Bis Ende August 1983 wurde die Beklagte durch zwei Geschäftsführer vertreten. Hinsichtlich der übrigen „Beschäftigten” bis zu diesem Zeitpunkt ist die Beklagte rechtskräftig zur Zahlung der entsprechenden Beiträge durch das Arbeitsgericht Wiesbaden, Urteil vom 2. November 1983 – 3 Ca 2393/83 – bzw. das insoweit nicht angefochtene Urteil vom 8. Mai 1985 – 3 Ca 477/84 – verurteilt worden. Ab 5. September 1983 wurden die restlichen vier Mitarbeiter ebenfalls zu alleinvertretungsberechtigten Geschäftsführern unter Befreiung der Beschränkungen nach § 181 BGB bestellt und dementsprechend am 12. September 1983 in das Handelsregister eingetragen.

Für den Klagezeitraum Januar bis April 1984 des vorliegenden Rechtsstreits verlangt die Klägerin noch Beiträge für gewerbliche Arbeitnehmer in Höhe von insgesamt 10.475,73 DM hinsichtlich der zu dieser Zeit bei der Beklagten tätigen Gesellschafter-Geschäftsführer.

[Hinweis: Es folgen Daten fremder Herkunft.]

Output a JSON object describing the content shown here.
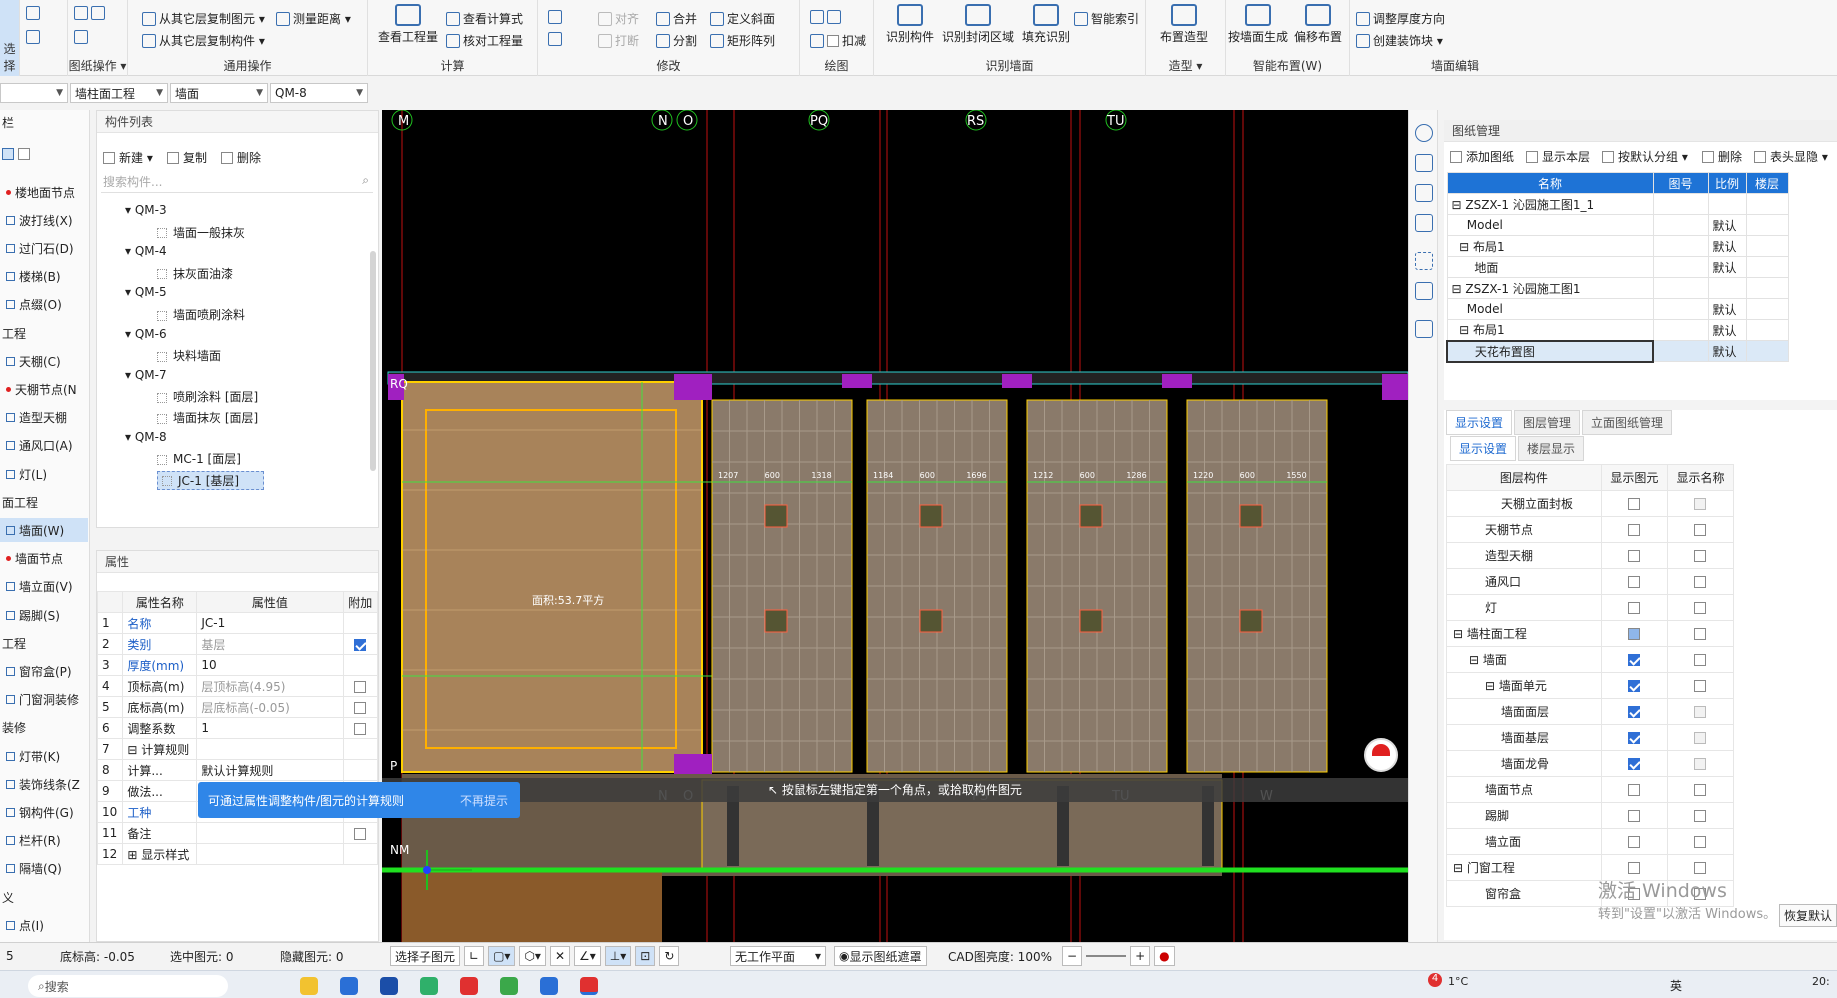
{
  "ribbon": {
    "groups": [
      {
        "label": "选择"
      },
      {
        "label": "图纸操作 ▾"
      },
      {
        "label": "通用操作"
      },
      {
        "label": "计算"
      },
      {
        "label": "修改"
      },
      {
        "label": "绘图"
      },
      {
        "label": "识别墙面"
      },
      {
        "label": "造型 ▾"
      },
      {
        "label": "智能布置(W)"
      },
      {
        "label": "墙面编辑"
      }
    ],
    "items": {
      "copy_from_floor": "从其它层复制图元 ▾",
      "copy_component": "从其它层复制构件 ▾",
      "measure": "测量距离 ▾",
      "view_qty": "查看工程量",
      "view_formula": "查看计算式",
      "check_qty": "核对工程量",
      "align": "对齐",
      "merge": "合并",
      "define_slope": "定义斜面",
      "break": "打断",
      "split": "分割",
      "rect_array": "矩形阵列",
      "deduct": "扣减",
      "recog_comp": "识别构件",
      "recog_closed": "识别封闭区域",
      "fill_recog": "填充识别",
      "smart_index": "智能索引",
      "layout_shape": "布置造型",
      "gen_by_wall": "按墙面生成",
      "offset_layout": "偏移布置",
      "adjust_thickness": "调整厚度方向",
      "create_decor": "创建装饰块 ▾"
    }
  },
  "filter_bar": {
    "combo1": "",
    "combo2": "墙柱面工程",
    "combo3": "墙面",
    "combo4": "QM-8"
  },
  "left_nav": [
    {
      "label": "楼地面节点",
      "type": "dot"
    },
    {
      "label": "波打线(X)",
      "type": "icon"
    },
    {
      "label": "过门石(D)",
      "type": "icon"
    },
    {
      "label": "楼梯(B)",
      "type": "icon"
    },
    {
      "label": "点缀(O)",
      "type": "icon"
    },
    {
      "label": "工程",
      "type": "section"
    },
    {
      "label": "天棚(C)",
      "type": "icon"
    },
    {
      "label": "天棚节点(N",
      "type": "dot"
    },
    {
      "label": "造型天棚",
      "type": "icon"
    },
    {
      "label": "通风口(A)",
      "type": "icon"
    },
    {
      "label": "灯(L)",
      "type": "icon"
    },
    {
      "label": "面工程",
      "type": "section"
    },
    {
      "label": "墙面(W)",
      "type": "icon",
      "selected": true
    },
    {
      "label": "墙面节点",
      "type": "dot"
    },
    {
      "label": "墙立面(V)",
      "type": "icon"
    },
    {
      "label": "踢脚(S)",
      "type": "icon"
    },
    {
      "label": "工程",
      "type": "section"
    },
    {
      "label": "窗帘盒(P)",
      "type": "icon"
    },
    {
      "label": "门窗洞装修",
      "type": "icon"
    },
    {
      "label": "装修",
      "type": "section"
    },
    {
      "label": "灯带(K)",
      "type": "icon"
    },
    {
      "label": "装饰线条(Z",
      "type": "icon"
    },
    {
      "label": "钢构件(G)",
      "type": "icon"
    },
    {
      "label": "栏杆(R)",
      "type": "icon"
    },
    {
      "label": "隔墙(Q)",
      "type": "icon"
    },
    {
      "label": "义",
      "type": "section"
    },
    {
      "label": "点(I)",
      "type": "icon"
    }
  ],
  "left_header": "栏",
  "component_list": {
    "title": "构件列表",
    "new": "新建 ▾",
    "copy": "复制",
    "delete": "删除",
    "search_placeholder": "搜索构件...",
    "tree": [
      {
        "label": "QM-3",
        "level": 0
      },
      {
        "label": "墙面一般抹灰",
        "level": 1
      },
      {
        "label": "QM-4",
        "level": 0
      },
      {
        "label": "抹灰面油漆",
        "level": 1
      },
      {
        "label": "QM-5",
        "level": 0
      },
      {
        "label": "墙面喷刷涂料",
        "level": 1
      },
      {
        "label": "QM-6",
        "level": 0
      },
      {
        "label": "块料墙面",
        "level": 1
      },
      {
        "label": "QM-7",
        "level": 0
      },
      {
        "label": "喷刷涂料 [面层]",
        "level": 1
      },
      {
        "label": "墙面抹灰 [面层]",
        "level": 1
      },
      {
        "label": "QM-8",
        "level": 0
      },
      {
        "label": "MC-1 [面层]",
        "level": 1
      },
      {
        "label": "JC-1 [基层]",
        "level": 1,
        "selected": true
      }
    ]
  },
  "properties": {
    "title": "属性",
    "headers": [
      "属性名称",
      "属性值",
      "附加"
    ],
    "rows": [
      {
        "no": "1",
        "name": "名称",
        "value": "JC-1",
        "blue": true,
        "check": null
      },
      {
        "no": "2",
        "name": "类别",
        "value": "基层",
        "blue": true,
        "grey": true,
        "check": "on"
      },
      {
        "no": "3",
        "name": "厚度(mm)",
        "value": "10",
        "blue": true,
        "check": null
      },
      {
        "no": "4",
        "name": "顶标高(m)",
        "value": "层顶标高(4.95)",
        "grey": true,
        "check": "off"
      },
      {
        "no": "5",
        "name": "底标高(m)",
        "value": "层底标高(-0.05)",
        "grey": true,
        "check": "off"
      },
      {
        "no": "6",
        "name": "调整系数",
        "value": "1",
        "check": "off"
      },
      {
        "no": "7",
        "name": "⊟ 计算规则",
        "value": "",
        "check": null
      },
      {
        "no": "8",
        "name": "  计算...",
        "value": "默认计算规则",
        "check": null
      },
      {
        "no": "9",
        "name": "  做法...",
        "value": "无",
        "check": null
      },
      {
        "no": "10",
        "name": "工种",
        "value": "",
        "blue": true,
        "check": null
      },
      {
        "no": "11",
        "name": "备注",
        "value": "",
        "check": "off"
      },
      {
        "no": "12",
        "name": "⊞ 显示样式",
        "value": "",
        "check": null
      }
    ],
    "tooltip": "可通过属性调整构件/图元的计算规则",
    "tooltip_dismiss": "不再提示"
  },
  "canvas": {
    "axis_top": [
      "M",
      "N",
      "O",
      "PQ",
      "RS",
      "TU"
    ],
    "axis_bottom": [
      "M",
      "N",
      "O",
      "PS",
      "TU",
      "W"
    ],
    "axis_left": [
      "RQ",
      "P",
      "NM"
    ],
    "area_label": "面积:53.7平方",
    "prompt": "按鼠标左键指定第一个角点，或拾取构件图元",
    "dims": [
      "1207",
      "600",
      "1318",
      "1184",
      "600",
      "1696",
      "1212",
      "600",
      "1286",
      "1220",
      "600",
      "1550"
    ]
  },
  "drawing_mgr": {
    "title": "图纸管理",
    "add": "添加图纸",
    "show_floor": "显示本层",
    "group_default": "按默认分组 ▾",
    "delete": "删除",
    "header_show": "表头显隐 ▾",
    "headers": [
      "名称",
      "图号",
      "比例",
      "楼层"
    ],
    "rows": [
      {
        "name": "⊟ ZSZX-1 沁园施工图1_1",
        "no": "",
        "scale": "",
        "floor": ""
      },
      {
        "name": "    Model",
        "no": "",
        "scale": "默认",
        "floor": ""
      },
      {
        "name": "  ⊟ 布局1",
        "no": "",
        "scale": "默认",
        "floor": ""
      },
      {
        "name": "      地面",
        "no": "",
        "scale": "默认",
        "floor": ""
      },
      {
        "name": "⊟ ZSZX-1 沁园施工图1",
        "no": "",
        "scale": "",
        "floor": ""
      },
      {
        "name": "    Model",
        "no": "",
        "scale": "默认",
        "floor": ""
      },
      {
        "name": "  ⊟ 布局1",
        "no": "",
        "scale": "默认",
        "floor": ""
      },
      {
        "name": "      天花布置图",
        "no": "",
        "scale": "默认",
        "floor": "",
        "selected": true
      }
    ]
  },
  "display_settings": {
    "outer_tabs": [
      "显示设置",
      "图层管理",
      "立面图纸管理"
    ],
    "inner_tabs": [
      "显示设置",
      "楼层显示"
    ],
    "headers": [
      "图层构件",
      "显示图元",
      "显示名称"
    ],
    "rows": [
      {
        "name": "天棚立面封板",
        "indent": 3,
        "show": "off",
        "name_show": "grey"
      },
      {
        "name": "天棚节点",
        "indent": 2,
        "show": "off",
        "name_show": "off"
      },
      {
        "name": "造型天棚",
        "indent": 2,
        "show": "off",
        "name_show": "off"
      },
      {
        "name": "通风口",
        "indent": 2,
        "show": "off",
        "name_show": "off"
      },
      {
        "name": "灯",
        "indent": 2,
        "show": "off",
        "name_show": "off"
      },
      {
        "name": "⊟ 墙柱面工程",
        "indent": 0,
        "show": "part",
        "name_show": "off"
      },
      {
        "name": "⊟ 墙面",
        "indent": 1,
        "show": "on",
        "name_show": "off"
      },
      {
        "name": "⊟ 墙面单元",
        "indent": 2,
        "show": "on",
        "name_show": "off"
      },
      {
        "name": "墙面面层",
        "indent": 3,
        "show": "on",
        "name_show": "grey"
      },
      {
        "name": "墙面基层",
        "indent": 3,
        "show": "on",
        "name_show": "grey"
      },
      {
        "name": "墙面龙骨",
        "indent": 3,
        "show": "on",
        "name_show": "grey"
      },
      {
        "name": "墙面节点",
        "indent": 2,
        "show": "off",
        "name_show": "off"
      },
      {
        "name": "踢脚",
        "indent": 2,
        "show": "off",
        "name_show": "off"
      },
      {
        "name": "墙立面",
        "indent": 2,
        "show": "off",
        "name_show": "off"
      },
      {
        "name": "⊟ 门窗工程",
        "indent": 0,
        "show": "off",
        "name_show": "off"
      },
      {
        "name": "窗帘盒",
        "indent": 2,
        "show": "off",
        "name_show": "off"
      }
    ],
    "restore": "恢复默认"
  },
  "watermark": {
    "line1": "激活 Windows",
    "line2": "转到\"设置\"以激活 Windows。"
  },
  "status": {
    "floor": "5",
    "bottom_elev": "底标高: -0.05",
    "selected": "选中图元: 0",
    "hidden": "隐藏图元: 0",
    "select_sub": "选择子图元",
    "work_plane": "无工作平面",
    "show_mask": "显示图纸遮罩",
    "cad_brightness": "CAD图亮度: 100%"
  },
  "taskbar": {
    "search": "搜索",
    "weather": "1°C",
    "badge": "4",
    "ime": "英",
    "time": "20:"
  }
}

Sie hat die Auffassung vertreten, sämtliche Mitarbeiter ab September 1983 seien ungeachtet ihrer Bestellung und Eintragung als Geschäftsführer nach wie vor als gewerbliche Arbeitnehmer anzusehen. Sie hätten nur eine formale Organstellung; ihre Bestellung zu Geschäftsführern sei schon nach dem Konzept der Beklagten überflüssig, da sie dadurch keine weiteren Rechte oder Pflichten erhalten hätten, denn entscheidend sei allein das Kollektiv. Die unternehmerische Leitung der Beklagten und die Verantwortung habe allein das Plenum. Bei der Vielzahl der Geschäftsführer einerseits, der geringen Größe des Betriebes der Beklagten andererseits, beanspruche die organschaftliche Tätigkeit jeden einzelnen Geschäftsführer arbeitszeitlich nur geringfügig, dagegen machten die nicht organschaftlichen Tätigkeiten mindestens 80 % aller Arbeitszeiten aus. Darüber hinaus bestehe nach dem Konzept der Beklagten kein Interessengegensatz i.S. eines Gegnerbezuges zwischen den verschiedenen Mitarbeitern der Beklagten.

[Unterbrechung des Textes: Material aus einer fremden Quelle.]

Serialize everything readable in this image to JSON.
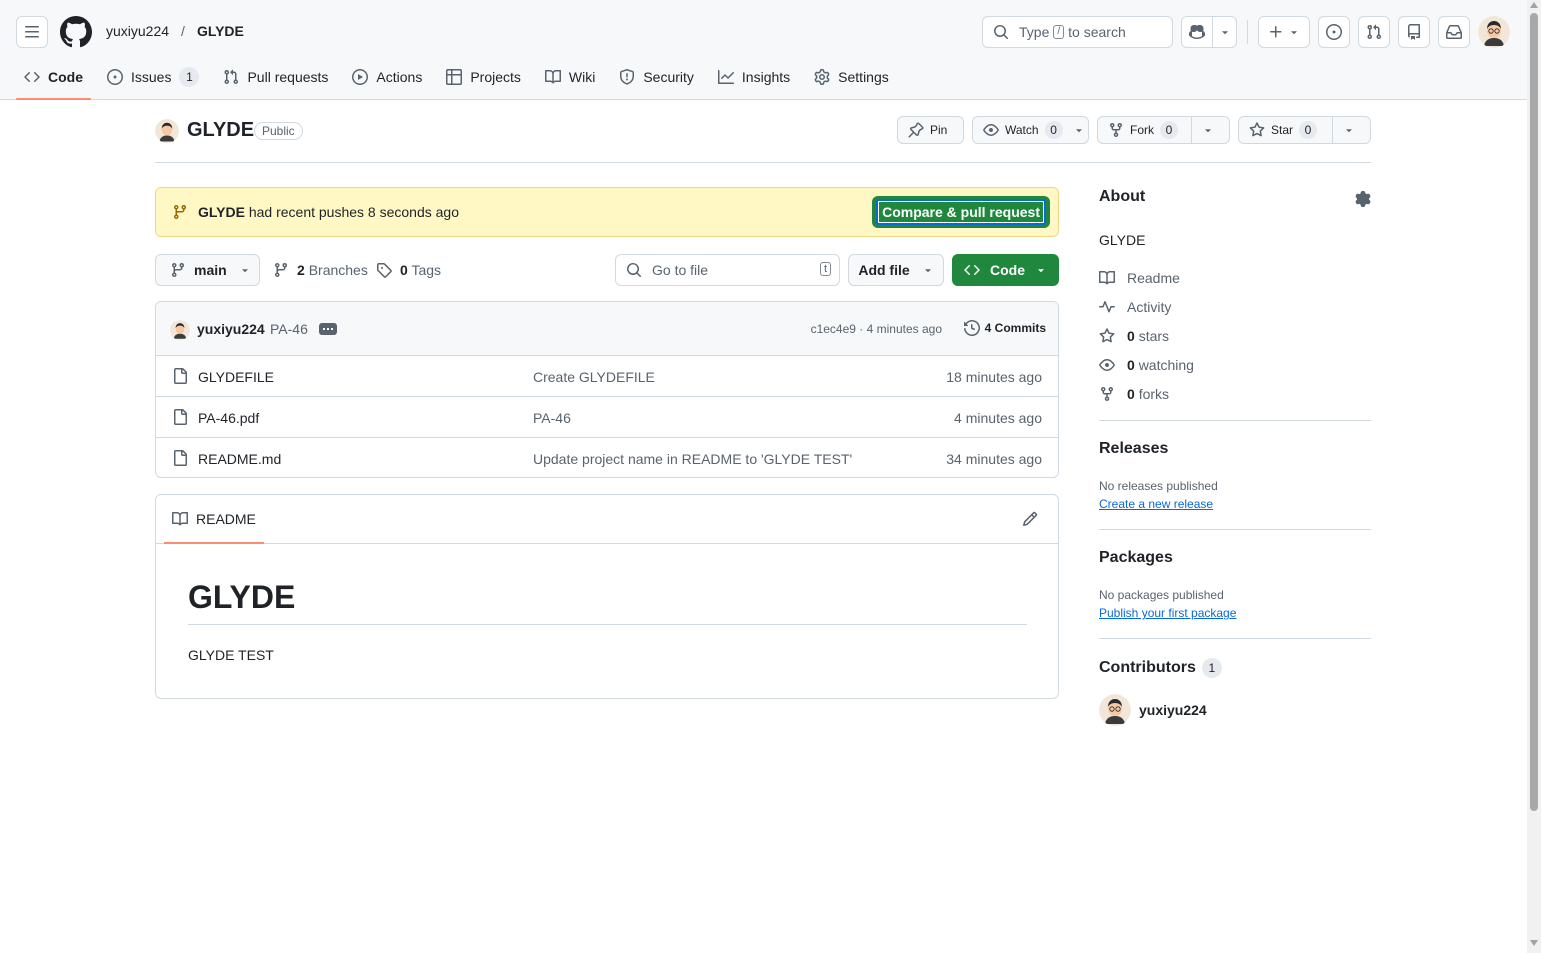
{
  "header": {
    "owner": "yuxiyu224",
    "separator": "/",
    "repo": "GLYDE",
    "search_prefix": "Type",
    "search_key": "/",
    "search_suffix": "to search"
  },
  "nav": [
    {
      "label": "Code",
      "icon": "code-icon",
      "active": true
    },
    {
      "label": "Issues",
      "icon": "issue-icon",
      "count": "1"
    },
    {
      "label": "Pull requests",
      "icon": "pull-request-icon"
    },
    {
      "label": "Actions",
      "icon": "play-icon"
    },
    {
      "label": "Projects",
      "icon": "table-icon"
    },
    {
      "label": "Wiki",
      "icon": "book-icon"
    },
    {
      "label": "Security",
      "icon": "shield-icon"
    },
    {
      "label": "Insights",
      "icon": "graph-icon"
    },
    {
      "label": "Settings",
      "icon": "gear-icon"
    }
  ],
  "repo": {
    "name": "GLYDE",
    "visibility": "Public",
    "pin_label": "Pin",
    "watch_label": "Watch",
    "watch_count": "0",
    "fork_label": "Fork",
    "fork_count": "0",
    "star_label": "Star",
    "star_count": "0"
  },
  "flash": {
    "branch": "GLYDE",
    "text": "had recent pushes 8 seconds ago",
    "button": "Compare & pull request"
  },
  "toolbar": {
    "branch": "main",
    "branches_count": "2",
    "branches_label": "Branches",
    "tags_count": "0",
    "tags_label": "Tags",
    "goto_placeholder": "Go to file",
    "goto_key": "t",
    "add_file": "Add file",
    "code": "Code"
  },
  "commit": {
    "author": "yuxiyu224",
    "message": "PA-46",
    "hash_time": "c1ec4e9 · 4 minutes ago",
    "commits": "4 Commits"
  },
  "files": [
    {
      "name": "GLYDEFILE",
      "message": "Create GLYDEFILE",
      "time": "18 minutes ago"
    },
    {
      "name": "PA-46.pdf",
      "message": "PA-46",
      "time": "4 minutes ago"
    },
    {
      "name": "README.md",
      "message": "Update project name in README to 'GLYDE TEST'",
      "time": "34 minutes ago"
    }
  ],
  "readme": {
    "tab": "README",
    "heading": "GLYDE",
    "body": "GLYDE TEST"
  },
  "about": {
    "title": "About",
    "description": "GLYDE",
    "readme": "Readme",
    "activity": "Activity",
    "stars_count": "0",
    "stars_label": "stars",
    "watching_count": "0",
    "watching_label": "watching",
    "forks_count": "0",
    "forks_label": "forks"
  },
  "releases": {
    "title": "Releases",
    "empty": "No releases published",
    "link": "Create a new release"
  },
  "packages": {
    "title": "Packages",
    "empty": "No packages published",
    "link": "Publish your first package"
  },
  "contributors": {
    "title": "Contributors",
    "count": "1",
    "name": "yuxiyu224"
  },
  "colors": {
    "accent_green": "#1f883d",
    "link_blue": "#0969da",
    "flash_bg": "#fff8c5",
    "tab_underline": "#fd8c73"
  }
}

Die Klägerin hat zuletzt beantragt,

die Beklagte zu verurteilen, an sie 10.475,43 DM zu zahlen.

Die Beklagte hat beantragt, die Klage abzuweisen. Sie hat vorgetragen, alle Mitarbeiter seien tatsächlich gleichberechtigt und vollverantwortlich gewesen. Sie hätten alle anfallenden Arbeiten entsprechend den Regelungen des Mitarbeitervertrages gleichberechtigt und eigenverantwortlich ausgeführt. Ihre Bestellung zu Geschäftsführern sei daher nur konsequent und lediglich formaler Ausdruck der ohnehin bestehenden tatsächlichen Gegebenheiten.

Das Arbeitsgericht hat die Klage abgewiesen. Das Landesarbeitsgericht hat die Berufung der Klägerin nach der Vernehmung mehrerer Zeugen zurückgewiesen. Mit der zugelassenen Revision verfolgt die Klägerin ihren zuletzt gestellten Antrag weiter. Die Beklagte beantragt, die Revision zurückzuweisen.

 

Entscheidungsgründe

Die Revision ist nicht begründet, weil die hier in Frage kommenden Mitarbeiter der Beklagten jedenfalls keine Arbeitnehmer im Sinne von § 1 Abs. 3 der Sozialkassentarifverträge sind.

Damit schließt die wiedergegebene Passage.